Still ruht der See - an der Oberfläche!
An der Oberfläche zeigten sich die Märkte ruhig und hoffnungsvoll. Der Sorglosigkeitsindex VIX, der Volatilitätsindex auf den S&P 500, notiert aktuell mit 15,32 Punkten, nachdem er im Jahreshoch am 09.03.2026 noch bei 35,30 Punkten und damit mehr als doppelt so hoch stand. Damit sehen wesentliche Teile der Marktteilnehmer keinen größeren Absicherungsbedarf ihrer Aktienpositionen, während gleichzeitig der S&P 500 immer neue Allzeithochs erklimmt. Wie zuversichtlich die Anleger sind, zeigt ein Blick auf das Kurs-Gewinn-Verhältnis: Während das Forward-KGV bei rund 22,8 liegt, steht das Trailing-KGV aktuell je nach Quelle zwischen 27 und 32. Der historische Mittelwert liegt dagegen zwischen 17 und 18. Was kann schon schiefgehen! This time it‘s different!

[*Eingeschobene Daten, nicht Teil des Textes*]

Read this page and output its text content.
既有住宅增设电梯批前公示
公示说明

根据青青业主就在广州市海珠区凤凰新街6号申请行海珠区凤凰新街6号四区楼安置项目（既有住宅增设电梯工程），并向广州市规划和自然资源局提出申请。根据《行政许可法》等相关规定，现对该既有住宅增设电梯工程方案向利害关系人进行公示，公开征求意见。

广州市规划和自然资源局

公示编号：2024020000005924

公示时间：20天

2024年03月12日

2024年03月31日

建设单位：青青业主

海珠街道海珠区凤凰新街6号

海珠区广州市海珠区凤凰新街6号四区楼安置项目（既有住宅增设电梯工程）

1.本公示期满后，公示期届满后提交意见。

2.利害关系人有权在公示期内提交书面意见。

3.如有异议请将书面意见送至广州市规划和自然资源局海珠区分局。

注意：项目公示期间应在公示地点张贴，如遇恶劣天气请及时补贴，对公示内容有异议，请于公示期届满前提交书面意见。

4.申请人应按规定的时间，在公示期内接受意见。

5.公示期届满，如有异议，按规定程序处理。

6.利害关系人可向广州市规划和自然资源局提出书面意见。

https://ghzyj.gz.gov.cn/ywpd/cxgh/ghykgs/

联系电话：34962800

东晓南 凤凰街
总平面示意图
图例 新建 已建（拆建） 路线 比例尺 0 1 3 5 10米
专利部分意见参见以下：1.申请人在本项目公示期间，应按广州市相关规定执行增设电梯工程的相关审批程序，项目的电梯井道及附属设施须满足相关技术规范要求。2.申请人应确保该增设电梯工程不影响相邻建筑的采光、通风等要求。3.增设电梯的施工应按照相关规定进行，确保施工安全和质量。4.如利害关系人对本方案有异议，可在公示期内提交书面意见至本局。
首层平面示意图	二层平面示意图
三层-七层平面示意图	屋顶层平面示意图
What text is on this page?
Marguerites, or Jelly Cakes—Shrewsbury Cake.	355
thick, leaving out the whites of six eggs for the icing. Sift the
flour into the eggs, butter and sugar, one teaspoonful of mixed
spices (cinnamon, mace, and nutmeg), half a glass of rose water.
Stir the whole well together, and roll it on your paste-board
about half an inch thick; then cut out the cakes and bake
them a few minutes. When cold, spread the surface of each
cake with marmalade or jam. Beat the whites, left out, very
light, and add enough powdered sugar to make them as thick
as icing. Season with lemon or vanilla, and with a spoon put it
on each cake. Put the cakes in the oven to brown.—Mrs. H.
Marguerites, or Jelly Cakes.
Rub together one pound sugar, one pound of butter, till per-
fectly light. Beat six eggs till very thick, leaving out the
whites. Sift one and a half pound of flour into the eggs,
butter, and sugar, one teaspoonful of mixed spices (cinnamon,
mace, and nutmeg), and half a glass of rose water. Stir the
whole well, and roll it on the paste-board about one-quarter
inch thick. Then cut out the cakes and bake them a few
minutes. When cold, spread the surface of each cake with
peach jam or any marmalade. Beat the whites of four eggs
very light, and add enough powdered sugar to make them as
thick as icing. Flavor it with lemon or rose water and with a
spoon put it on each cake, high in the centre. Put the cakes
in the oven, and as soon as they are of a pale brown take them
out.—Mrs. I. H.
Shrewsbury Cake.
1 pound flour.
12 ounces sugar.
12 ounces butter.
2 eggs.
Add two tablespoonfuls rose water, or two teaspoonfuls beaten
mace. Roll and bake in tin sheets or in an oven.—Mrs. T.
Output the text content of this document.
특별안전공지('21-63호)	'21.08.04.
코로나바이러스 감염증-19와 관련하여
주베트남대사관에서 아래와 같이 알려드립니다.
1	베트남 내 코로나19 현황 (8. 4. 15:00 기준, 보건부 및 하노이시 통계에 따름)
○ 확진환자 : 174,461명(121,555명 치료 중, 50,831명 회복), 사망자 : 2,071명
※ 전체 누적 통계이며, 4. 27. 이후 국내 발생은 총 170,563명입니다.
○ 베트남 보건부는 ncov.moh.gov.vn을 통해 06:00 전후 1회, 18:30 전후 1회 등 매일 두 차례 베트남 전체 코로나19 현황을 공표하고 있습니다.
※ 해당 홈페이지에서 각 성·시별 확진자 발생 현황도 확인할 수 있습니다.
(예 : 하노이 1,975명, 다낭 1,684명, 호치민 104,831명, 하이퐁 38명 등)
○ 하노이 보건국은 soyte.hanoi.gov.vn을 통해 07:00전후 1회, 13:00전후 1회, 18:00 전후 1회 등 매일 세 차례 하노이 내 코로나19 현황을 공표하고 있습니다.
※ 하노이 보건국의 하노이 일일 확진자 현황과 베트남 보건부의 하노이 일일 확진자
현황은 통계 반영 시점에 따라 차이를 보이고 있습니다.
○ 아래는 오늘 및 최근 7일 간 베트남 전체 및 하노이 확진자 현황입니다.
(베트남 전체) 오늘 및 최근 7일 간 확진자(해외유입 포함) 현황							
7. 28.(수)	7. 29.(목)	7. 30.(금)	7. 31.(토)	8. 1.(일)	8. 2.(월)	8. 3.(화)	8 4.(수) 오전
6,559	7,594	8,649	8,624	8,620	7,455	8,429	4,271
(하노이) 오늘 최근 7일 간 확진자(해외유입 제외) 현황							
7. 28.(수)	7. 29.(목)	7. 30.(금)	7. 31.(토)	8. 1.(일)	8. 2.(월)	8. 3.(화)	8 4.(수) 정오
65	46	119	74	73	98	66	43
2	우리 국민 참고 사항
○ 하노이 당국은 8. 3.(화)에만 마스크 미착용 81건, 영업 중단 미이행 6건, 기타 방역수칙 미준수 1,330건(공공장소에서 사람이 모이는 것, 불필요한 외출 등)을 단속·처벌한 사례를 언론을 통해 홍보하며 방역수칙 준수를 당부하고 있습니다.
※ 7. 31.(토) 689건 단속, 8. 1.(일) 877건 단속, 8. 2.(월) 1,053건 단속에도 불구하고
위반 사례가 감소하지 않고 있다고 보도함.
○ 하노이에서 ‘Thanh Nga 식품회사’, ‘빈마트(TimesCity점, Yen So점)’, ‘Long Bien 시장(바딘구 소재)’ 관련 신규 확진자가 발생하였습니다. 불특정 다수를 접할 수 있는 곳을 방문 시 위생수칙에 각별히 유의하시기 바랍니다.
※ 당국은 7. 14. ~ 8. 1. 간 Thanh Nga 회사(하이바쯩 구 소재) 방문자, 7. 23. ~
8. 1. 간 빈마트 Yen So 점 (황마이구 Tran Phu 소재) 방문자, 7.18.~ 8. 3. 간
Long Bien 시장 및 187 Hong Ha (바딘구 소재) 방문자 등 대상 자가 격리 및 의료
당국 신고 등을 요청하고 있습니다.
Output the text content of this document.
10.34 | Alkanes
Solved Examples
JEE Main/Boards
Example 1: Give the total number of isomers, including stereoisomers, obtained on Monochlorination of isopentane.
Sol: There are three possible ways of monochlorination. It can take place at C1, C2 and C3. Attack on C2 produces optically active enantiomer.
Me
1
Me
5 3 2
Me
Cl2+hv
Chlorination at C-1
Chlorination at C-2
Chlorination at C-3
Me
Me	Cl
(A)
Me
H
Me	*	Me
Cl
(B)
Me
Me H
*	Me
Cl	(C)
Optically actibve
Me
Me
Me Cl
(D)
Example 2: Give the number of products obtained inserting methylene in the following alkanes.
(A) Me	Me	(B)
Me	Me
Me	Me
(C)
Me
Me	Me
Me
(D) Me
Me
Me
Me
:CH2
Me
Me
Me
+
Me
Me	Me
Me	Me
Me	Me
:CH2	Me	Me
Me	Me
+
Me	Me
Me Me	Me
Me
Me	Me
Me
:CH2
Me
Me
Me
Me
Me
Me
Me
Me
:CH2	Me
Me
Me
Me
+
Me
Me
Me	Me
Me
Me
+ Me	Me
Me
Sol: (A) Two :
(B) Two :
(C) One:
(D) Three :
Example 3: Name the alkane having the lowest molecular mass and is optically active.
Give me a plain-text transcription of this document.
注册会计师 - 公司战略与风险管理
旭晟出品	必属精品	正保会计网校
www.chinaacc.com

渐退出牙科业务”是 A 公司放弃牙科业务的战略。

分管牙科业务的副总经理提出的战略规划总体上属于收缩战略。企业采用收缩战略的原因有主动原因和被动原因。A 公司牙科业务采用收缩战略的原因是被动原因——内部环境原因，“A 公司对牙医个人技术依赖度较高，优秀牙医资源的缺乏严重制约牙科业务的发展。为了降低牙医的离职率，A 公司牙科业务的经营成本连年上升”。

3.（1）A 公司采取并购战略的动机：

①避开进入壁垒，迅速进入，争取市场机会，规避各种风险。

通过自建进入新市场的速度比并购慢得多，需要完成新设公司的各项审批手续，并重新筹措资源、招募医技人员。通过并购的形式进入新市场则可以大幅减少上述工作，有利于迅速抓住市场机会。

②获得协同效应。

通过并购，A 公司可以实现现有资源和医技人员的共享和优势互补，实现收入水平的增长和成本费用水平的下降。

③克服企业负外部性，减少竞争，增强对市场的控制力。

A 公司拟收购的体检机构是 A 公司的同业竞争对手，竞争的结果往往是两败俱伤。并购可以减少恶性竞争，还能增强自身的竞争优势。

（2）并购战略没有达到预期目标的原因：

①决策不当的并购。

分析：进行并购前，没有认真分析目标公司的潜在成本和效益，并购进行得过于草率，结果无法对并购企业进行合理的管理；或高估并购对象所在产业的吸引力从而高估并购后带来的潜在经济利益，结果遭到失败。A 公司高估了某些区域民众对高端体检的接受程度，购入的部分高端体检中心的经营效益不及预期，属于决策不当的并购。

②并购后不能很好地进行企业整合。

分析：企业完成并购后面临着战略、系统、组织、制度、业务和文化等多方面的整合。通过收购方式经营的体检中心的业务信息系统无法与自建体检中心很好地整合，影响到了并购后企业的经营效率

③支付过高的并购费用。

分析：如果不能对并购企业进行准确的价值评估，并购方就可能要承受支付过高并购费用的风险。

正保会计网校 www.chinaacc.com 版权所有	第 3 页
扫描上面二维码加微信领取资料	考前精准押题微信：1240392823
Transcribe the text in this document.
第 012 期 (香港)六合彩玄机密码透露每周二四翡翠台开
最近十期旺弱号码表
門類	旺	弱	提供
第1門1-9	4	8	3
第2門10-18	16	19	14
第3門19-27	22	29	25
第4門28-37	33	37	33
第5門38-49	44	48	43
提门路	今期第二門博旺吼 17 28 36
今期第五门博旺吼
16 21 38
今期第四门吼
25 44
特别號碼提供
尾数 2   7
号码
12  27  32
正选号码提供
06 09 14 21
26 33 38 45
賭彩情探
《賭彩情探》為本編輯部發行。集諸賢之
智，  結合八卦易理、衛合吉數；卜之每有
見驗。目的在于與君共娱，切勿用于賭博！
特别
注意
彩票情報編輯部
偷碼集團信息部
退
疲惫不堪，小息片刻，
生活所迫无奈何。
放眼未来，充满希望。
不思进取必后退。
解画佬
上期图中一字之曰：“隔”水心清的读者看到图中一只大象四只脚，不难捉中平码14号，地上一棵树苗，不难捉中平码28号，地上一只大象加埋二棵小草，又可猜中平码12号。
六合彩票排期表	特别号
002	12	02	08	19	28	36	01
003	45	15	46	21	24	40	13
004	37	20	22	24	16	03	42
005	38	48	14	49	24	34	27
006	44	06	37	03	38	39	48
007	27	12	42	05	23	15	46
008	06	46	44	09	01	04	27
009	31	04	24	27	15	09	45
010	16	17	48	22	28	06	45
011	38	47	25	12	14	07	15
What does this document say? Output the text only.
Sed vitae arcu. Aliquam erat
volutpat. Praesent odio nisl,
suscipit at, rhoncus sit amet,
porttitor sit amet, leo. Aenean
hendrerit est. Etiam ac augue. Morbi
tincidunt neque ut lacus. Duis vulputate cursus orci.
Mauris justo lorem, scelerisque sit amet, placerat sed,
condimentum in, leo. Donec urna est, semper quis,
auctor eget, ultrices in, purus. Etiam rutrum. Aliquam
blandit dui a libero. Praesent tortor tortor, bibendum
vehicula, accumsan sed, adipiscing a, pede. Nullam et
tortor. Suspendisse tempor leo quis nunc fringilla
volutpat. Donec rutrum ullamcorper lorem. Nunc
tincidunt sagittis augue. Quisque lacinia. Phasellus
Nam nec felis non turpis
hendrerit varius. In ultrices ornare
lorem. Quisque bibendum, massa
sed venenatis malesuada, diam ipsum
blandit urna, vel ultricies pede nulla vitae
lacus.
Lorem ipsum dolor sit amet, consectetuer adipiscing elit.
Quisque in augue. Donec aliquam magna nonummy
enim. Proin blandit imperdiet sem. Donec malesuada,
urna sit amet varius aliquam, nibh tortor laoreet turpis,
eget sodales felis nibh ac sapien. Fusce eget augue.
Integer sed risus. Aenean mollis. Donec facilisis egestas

An den US-Konsumenten, die im März 2026 67,7 % der US-BIP ausmachten, scheint es aber immer weniger zu liegen. Denn die spürbar höheren Energiepreise (und Zölle!) sowie eine sich versteifende Inflation oberhalb der Zielmarken der US-Notenbank FED drücken immer stärker aufs Budget und bremsen den Konsum. Vor allem liegt die Inflationsrate über den Einkommen, und damit sinkt die Kaufkraft. Der von der FED bevorzugte Inflations-Indikator PCE (Personal Consumption Expenditure Price Index) lag im Januar 2026 noch bei 2,9 %, sprang im April auf 3,8 % und könnte bald die Marke von 4 % überschreiten. Und wenig überraschend bestätigen die Protokolle der letzten Notenbanksitzung mit dem alten FED-Chef Powell im April, dass dort die Unterstützung für eine Zinserhöhung steigt!
Die AI-Fantasie an der Börse, die weltweit billionenschwere Investitionen ausgelöst hat und die damit verbundenen Aktien auf immer neue Rekordwerte treibt, ist derweil in den Konsumplänen der US-Amerikaner kaum zu spüren. Denn die meisten US-Amerikaner haben gar keine Finanzmittel für Investitionen an den Märkten, mit denen sie an den explodierenden Kursen partizipieren könnten. Die Finanzierung der höheren Konsumentenpreise wurde zuletzt vor allem durch Steuerrückzahlungen gestützt, während die Sparquote auf 2,6 % und damit auf ein 4-Jahres-Tief fiel. Es überrascht deshalb nicht, dass viele auf bald sinkende Ölpreise und damit wieder sinkenden Inflationsdruck hoffen.
Der Best Case wird zum Real Case
Doch was passiert, wenn der ,,Best Case‘‘ einer dauerhaften Einigung nicht eintritt? Die bereits entstandenen Schäden an der Öl-Infrastruktur der Golfstaaten lassen erwarten, dass sich selbst bei einer kurzfristigen Einigung die Verlademengen nicht so schnell wie erhofft steigern lassen werden.
Der Konflikt hat den weltweiten Ölmärkten zwischen 12 Mio. und 13 Mio. Barrel Öl pro Tag entzogen, und die Lagerbestände sinken weltweit schnell.
Derweil erwartet die staatliche Ölgesellschaft der VAR, Adnoc, selbst bei einer friedlichen Einigung und anschließenden vollen Wiederaufnahme der Öltransporte über den Golf erst im kommenden Jahr eine Rückkehr zu früheren Mengen.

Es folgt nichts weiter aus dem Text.